As per my previous post, I have been loading up on PYG shares over the past few weeks.
It is clearly growing very strongly, it product suite has expanded a lot, and this should start to show through in the cash receipts going forward.
It also has a very low market cap when looking at current revenues.
However, based on the numbers in this 4C, can I play the "devils advocate"
The 4C showed nett operating cash inflows of $1,056k - but $499K of this was from government grants, and another $184k was from "temp staffing cash".
Then there is another $1,054k used / nett outflows in investing activities - of which some were for the recent acquisition (fair enough), but a huge $773K was for Intellectual Property?
A quick look back at the previous report also showed a huge $ figure for IP?
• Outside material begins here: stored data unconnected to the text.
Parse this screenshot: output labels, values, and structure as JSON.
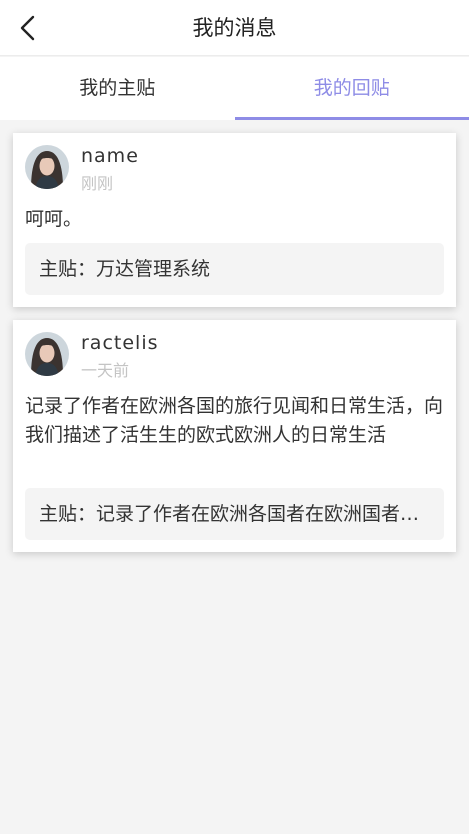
{
  "header": {
    "title": "我的消息",
    "back_icon": "chevron-left-icon"
  },
  "tabs": [
    {
      "label": "我的主贴",
      "active": false
    },
    {
      "label": "我的回贴",
      "active": true
    }
  ],
  "accent_color": "#8e8ce6",
  "replies": [
    {
      "username": "name",
      "time": "刚刚",
      "content": "呵呵。",
      "main_post": "主贴：万达管理系统"
    },
    {
      "username": "ractelis",
      "time": "一天前",
      "content": "记录了作者在欧洲各国的旅行见闻和日常生活，向我们描述了活生生的欧式欧洲人的日常生活",
      "main_post": "主贴：记录了作者在欧洲各国者在欧洲国者在欧洲"
    }
  ]
}
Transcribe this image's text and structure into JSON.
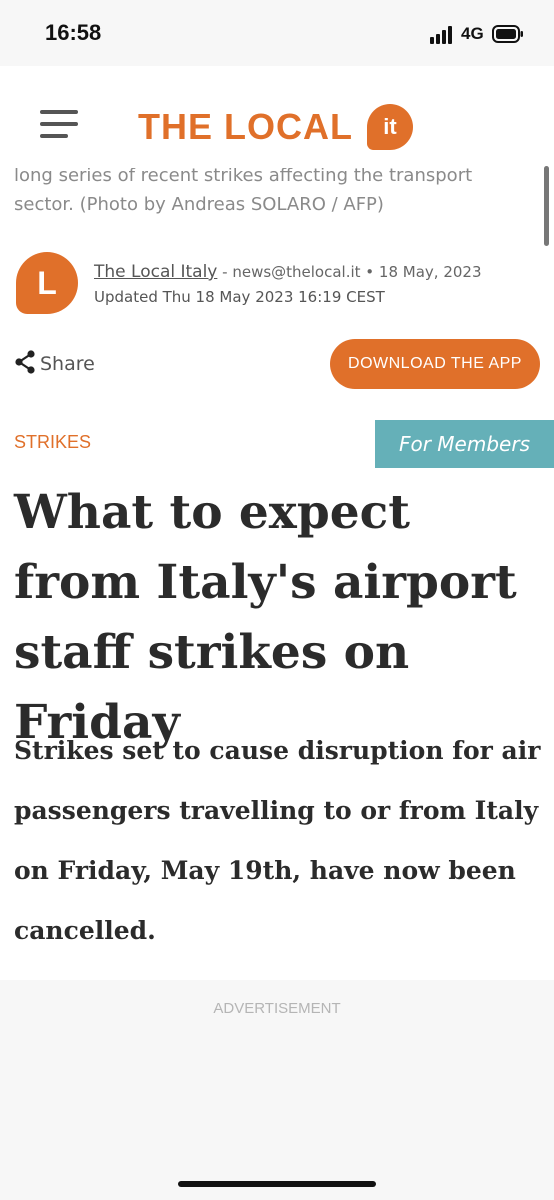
{
  "status_bar": {
    "time": "16:58",
    "network": "4G",
    "icons": [
      "signal-icon",
      "battery-icon"
    ]
  },
  "header": {
    "logo_text": "THE LOCAL",
    "logo_badge": "it",
    "icons": [
      "menu-icon"
    ]
  },
  "caption": {
    "line1": "long series of recent strikes affecting the transport",
    "line2": "sector. (Photo by Andreas SOLARO / AFP)"
  },
  "author": {
    "avatar_letter": "L",
    "name": "The Local Italy",
    "separator1": " - ",
    "email": "news@thelocal.it",
    "separator2": " • ",
    "date": "18 May, 2023",
    "updated": "Updated Thu 18 May 2023 16:19 CEST"
  },
  "actions": {
    "share_label": "Share",
    "download_label": "DOWNLOAD THE APP",
    "icons": [
      "share-icon"
    ]
  },
  "article": {
    "category": "STRIKES",
    "members_tag": "For Members",
    "headline": "What to expect from Italy's airport staff strikes on Friday",
    "standfirst": "Strikes set to cause disruption for air passengers travelling to or from Italy on Friday, May 19th, have now been cancelled."
  },
  "ad": {
    "label": "ADVERTISEMENT"
  },
  "colors": {
    "brand_orange": "#e0702a",
    "members_teal": "#65b0b8",
    "text_dark": "#2b2b2b",
    "caption_grey": "#8a8a8a"
  }
}
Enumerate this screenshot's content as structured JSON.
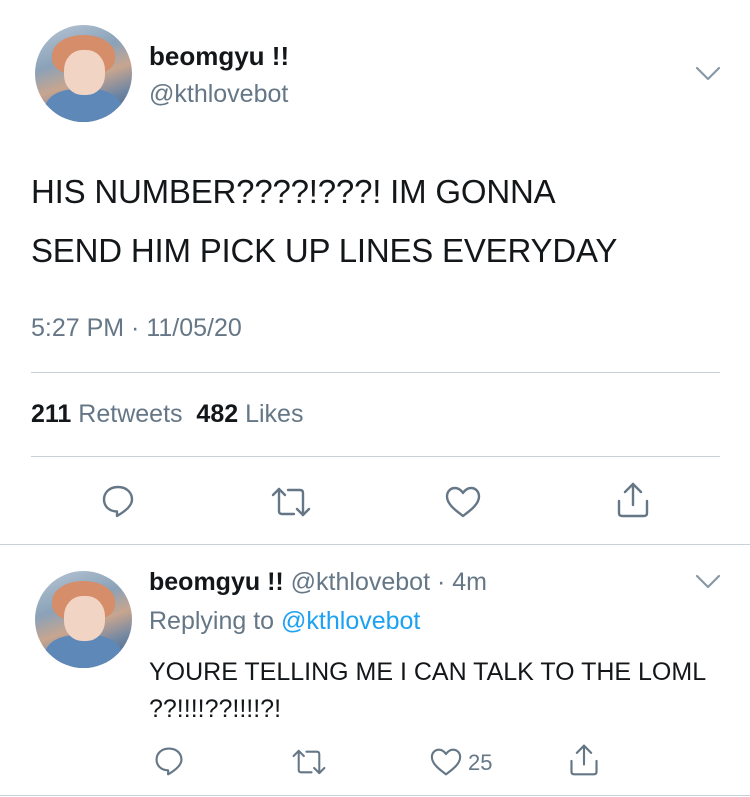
{
  "tweet": {
    "display_name": "beomgyu !!",
    "handle": "@kthlovebot",
    "text_line1": "HIS NUMBER????!???! IM GONNA",
    "text_line2": "SEND HIM PICK UP LINES EVERYDAY",
    "timestamp": "5:27 PM · 11/05/20",
    "retweet_count": "211",
    "retweet_label": "Retweets",
    "like_count": "482",
    "like_label": "Likes"
  },
  "reply": {
    "display_name": "beomgyu !!",
    "handle_and_time": "@kthlovebot · 4m",
    "replying_prefix": "Replying to",
    "replying_handle": "@kthlovebot",
    "text": "YOURE TELLING ME I CAN TALK TO THE LOML ??!!!!??!!!!?!",
    "like_count": "25"
  },
  "icons": {
    "reply": "speech-bubble-icon",
    "retweet": "retweet-icon",
    "like": "heart-icon",
    "share": "share-icon",
    "menu": "chevron-down-icon"
  },
  "colors": {
    "text": "#14171a",
    "secondary": "#657786",
    "link": "#1da1f2",
    "divider": "#c9d1d8"
  }
}
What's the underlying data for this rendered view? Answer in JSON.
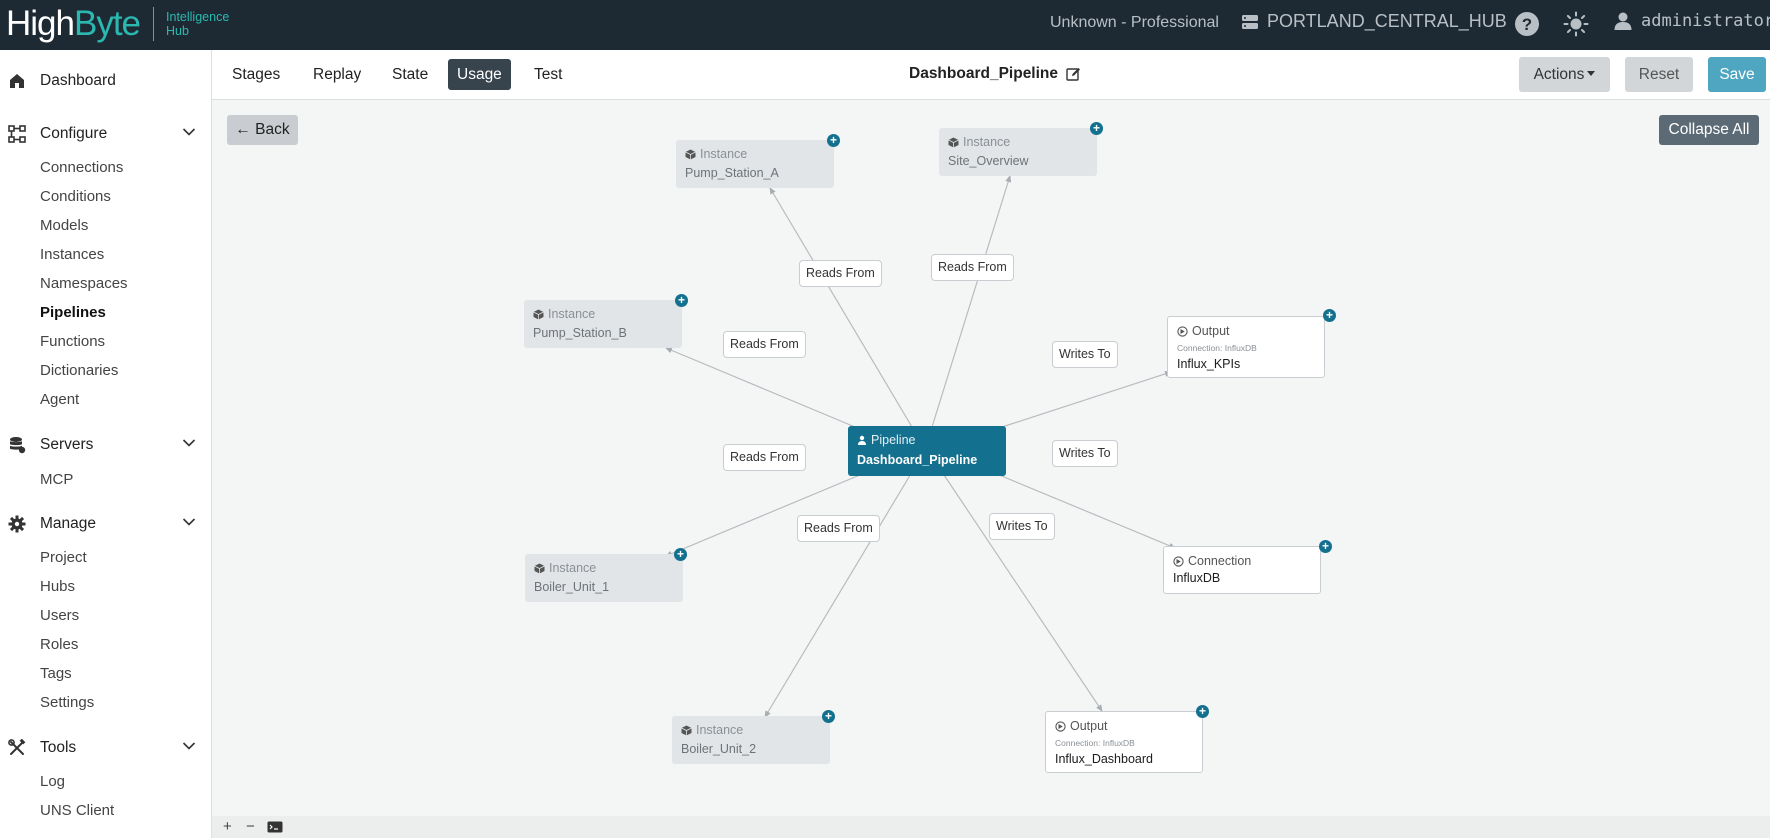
{
  "app": {
    "logo_high": "High",
    "logo_byte": "Byte",
    "logo_sub_line1": "Intelligence",
    "logo_sub_line2": "Hub",
    "license": "Unknown - Professional",
    "hub_name": "PORTLAND_CENTRAL_HUB",
    "user": "administrator"
  },
  "sidebar": {
    "dashboard": "Dashboard",
    "configure": {
      "label": "Configure",
      "items": [
        "Connections",
        "Conditions",
        "Models",
        "Instances",
        "Namespaces",
        "Pipelines",
        "Functions",
        "Dictionaries",
        "Agent"
      ],
      "active": "Pipelines"
    },
    "servers": {
      "label": "Servers",
      "items": [
        "MCP"
      ]
    },
    "manage": {
      "label": "Manage",
      "items": [
        "Project",
        "Hubs",
        "Users",
        "Roles",
        "Tags",
        "Settings"
      ]
    },
    "tools": {
      "label": "Tools",
      "items": [
        "Log",
        "UNS Client"
      ]
    }
  },
  "toolbar": {
    "tabs": [
      "Stages",
      "Replay",
      "State",
      "Usage",
      "Test"
    ],
    "active_tab": "Usage",
    "pipeline_title": "Dashboard_Pipeline",
    "actions": "Actions",
    "reset": "Reset",
    "save": "Save"
  },
  "canvas": {
    "back": "Back",
    "collapse_all": "Collapse All",
    "center": {
      "type": "Pipeline",
      "name": "Dashboard_Pipeline"
    },
    "nodes": [
      {
        "id": "pump_a",
        "type": "Instance",
        "name": "Pump_Station_A",
        "relation": "Reads From"
      },
      {
        "id": "site",
        "type": "Instance",
        "name": "Site_Overview",
        "relation": "Reads From"
      },
      {
        "id": "pump_b",
        "type": "Instance",
        "name": "Pump_Station_B",
        "relation": "Reads From"
      },
      {
        "id": "kpis",
        "type": "Output",
        "connection": "Connection: InfluxDB",
        "name": "Influx_KPIs",
        "relation": "Writes To"
      },
      {
        "id": "boiler1",
        "type": "Instance",
        "name": "Boiler_Unit_1",
        "relation": "Reads From"
      },
      {
        "id": "influxdb",
        "type": "Connection",
        "name": "InfluxDB",
        "relation": "Writes To"
      },
      {
        "id": "boiler2",
        "type": "Instance",
        "name": "Boiler_Unit_2",
        "relation": "Reads From"
      },
      {
        "id": "dash",
        "type": "Output",
        "connection": "Connection: InfluxDB",
        "name": "Influx_Dashboard",
        "relation": "Writes To"
      }
    ],
    "colors": {
      "pipeline": "#13708f",
      "instance_bg": "#e2e5e7",
      "edge": "#b8bcc0"
    }
  },
  "bottom": {
    "zoom_in": "+",
    "zoom_out": "−"
  }
}
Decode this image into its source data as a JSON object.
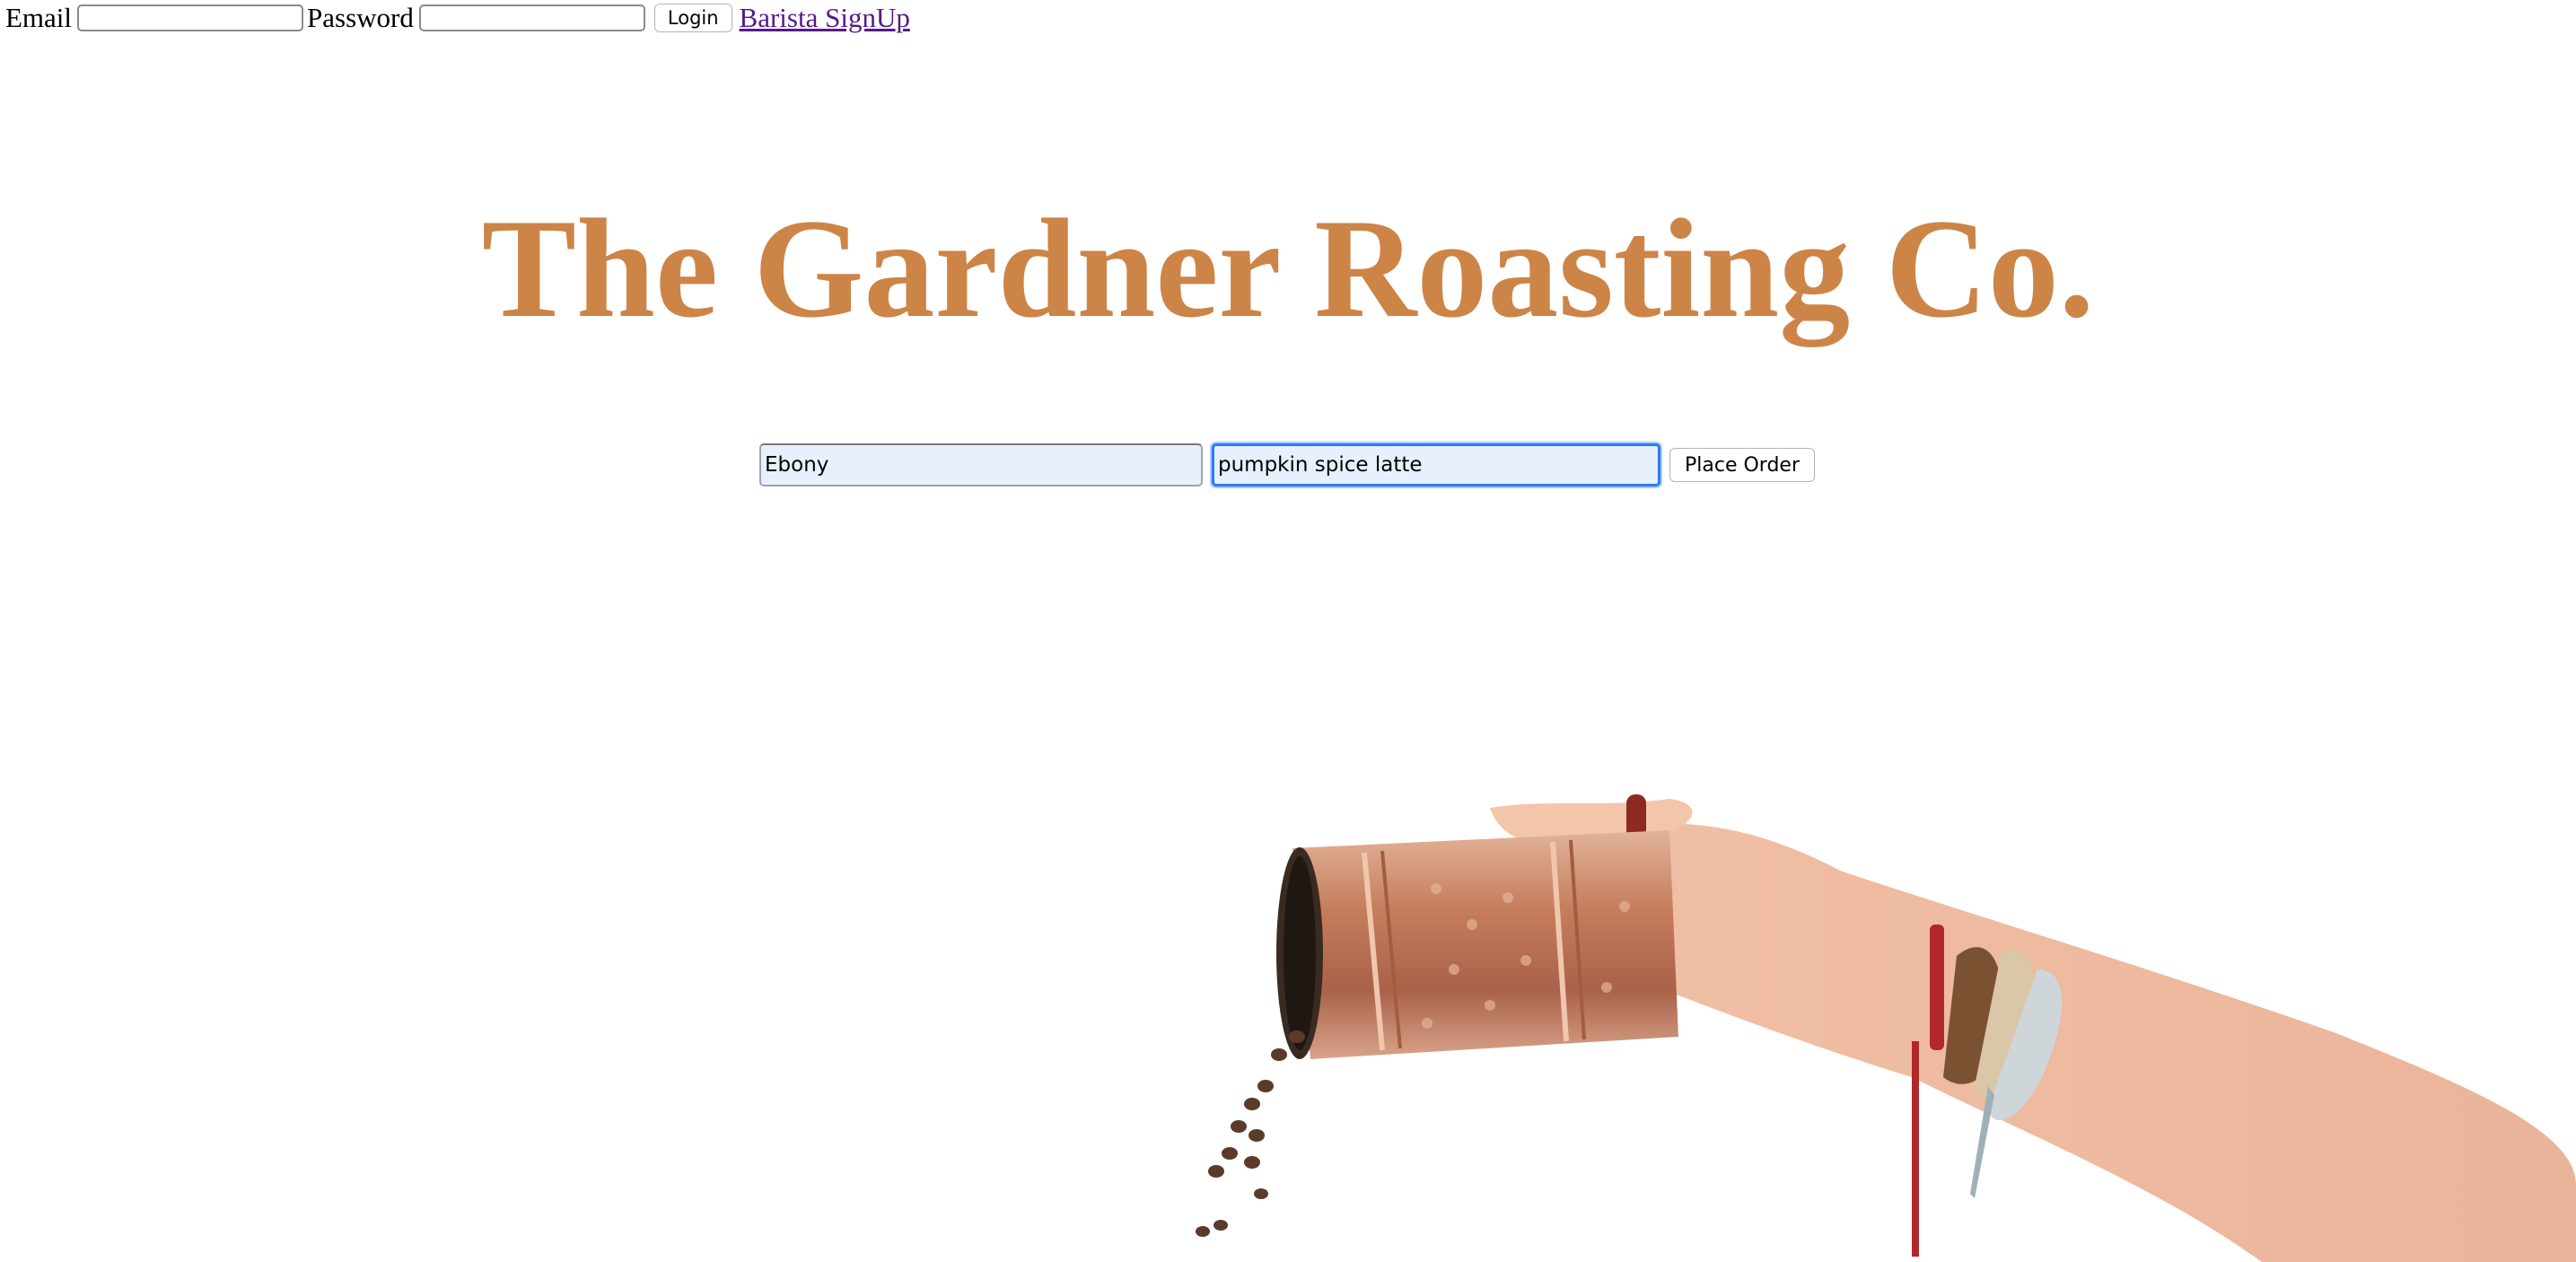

Does anyone know what this large IP spend is for - surely it can't all be for improving the platform / systems?
So even though the "headline operating cash flow numbers" look awesome in the past few 4C's, the reality is that PYG are not really accruing any cash at all?
For example, we started this quarter with:
Cash of $2,122k
We then raised $3,158K
Then we had positive operating cashflow of $1,056k
So should have had a total of $6,336k, yet we finished with cash of $5,276k.
I just want to stress that there was some legitimate acquisition costs in this quarter, and clearly PYG should have rapid growing cash receipts going forward.
But that large quarterly spend for IP (which is shown in "investing activities" on the 4C) is having a big impact on the cash PYG has.
Be great to get some thoughts from others on this. Thanks!!